Il consiglio di gabinetto della Repubblica islamica ha approvato – dopo mesi di gestazione – il nuovo modello contrattuale per gli investimenti petroliferi in Iran. Si tratta di una misura molto attesa dalle compagnie energetiche internazionali, come Eni e Total, che avevano ancorato la possibilità di tornare ad investire nel paese dopo la sigla degli accordi sul nucleare degli ayatollah di Vienna ma solo a fronte di un cambio nel paradigma giuridico ed economico legato allo sfruttamento delle risorse energetiche iraniane.

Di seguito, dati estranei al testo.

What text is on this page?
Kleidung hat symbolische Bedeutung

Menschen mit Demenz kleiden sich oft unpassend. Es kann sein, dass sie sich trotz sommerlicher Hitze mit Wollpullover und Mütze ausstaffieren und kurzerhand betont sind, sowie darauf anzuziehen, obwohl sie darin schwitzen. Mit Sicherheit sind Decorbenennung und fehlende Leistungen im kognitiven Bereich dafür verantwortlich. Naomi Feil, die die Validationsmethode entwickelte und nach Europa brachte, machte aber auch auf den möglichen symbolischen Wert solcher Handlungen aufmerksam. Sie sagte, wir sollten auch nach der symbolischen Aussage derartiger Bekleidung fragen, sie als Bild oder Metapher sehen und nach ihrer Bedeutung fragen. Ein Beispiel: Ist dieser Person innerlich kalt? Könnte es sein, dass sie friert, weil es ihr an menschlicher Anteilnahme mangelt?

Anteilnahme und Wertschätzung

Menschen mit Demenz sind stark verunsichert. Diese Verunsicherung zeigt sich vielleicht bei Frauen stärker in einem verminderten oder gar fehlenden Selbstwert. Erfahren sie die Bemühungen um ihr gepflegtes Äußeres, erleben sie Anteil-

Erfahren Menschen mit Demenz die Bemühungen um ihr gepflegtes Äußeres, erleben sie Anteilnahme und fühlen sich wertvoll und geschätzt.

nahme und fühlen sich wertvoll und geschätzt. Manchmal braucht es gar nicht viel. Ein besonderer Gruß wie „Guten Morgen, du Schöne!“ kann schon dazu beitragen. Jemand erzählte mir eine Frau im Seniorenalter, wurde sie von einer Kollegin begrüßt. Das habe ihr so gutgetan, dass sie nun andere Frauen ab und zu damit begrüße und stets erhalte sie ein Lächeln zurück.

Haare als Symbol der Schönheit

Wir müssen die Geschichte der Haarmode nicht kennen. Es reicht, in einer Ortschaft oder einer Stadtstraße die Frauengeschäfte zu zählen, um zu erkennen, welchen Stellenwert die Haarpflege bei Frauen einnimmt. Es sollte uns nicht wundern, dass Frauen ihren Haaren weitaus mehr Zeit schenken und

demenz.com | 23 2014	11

In passato l’Iran aveva cercato di attirare gli investimenti stranieri nei giacimenti di petrolio e gas adottando un contratto sul modello “buy back”, della durata massima di 5 anni, per l’esplorazione e sviluppo di giacimenti che in sostanza consentiva alle compagnie di esplorare e sviluppare un giacimento petrolifero o di gas per poi consegnarlo alla compagnia di stato, la National Iranian Oil Company (Nioc) che avrebbe rimborsato i costi di sviluppo con il ricavato della produzione ad un tasso di rendimento fino al 17 per cento. Tuttavia il modello “buy back” non prevedeva il rimborso per lo sforamento dei costi in fase progettuale e dei rischi di esplorazione.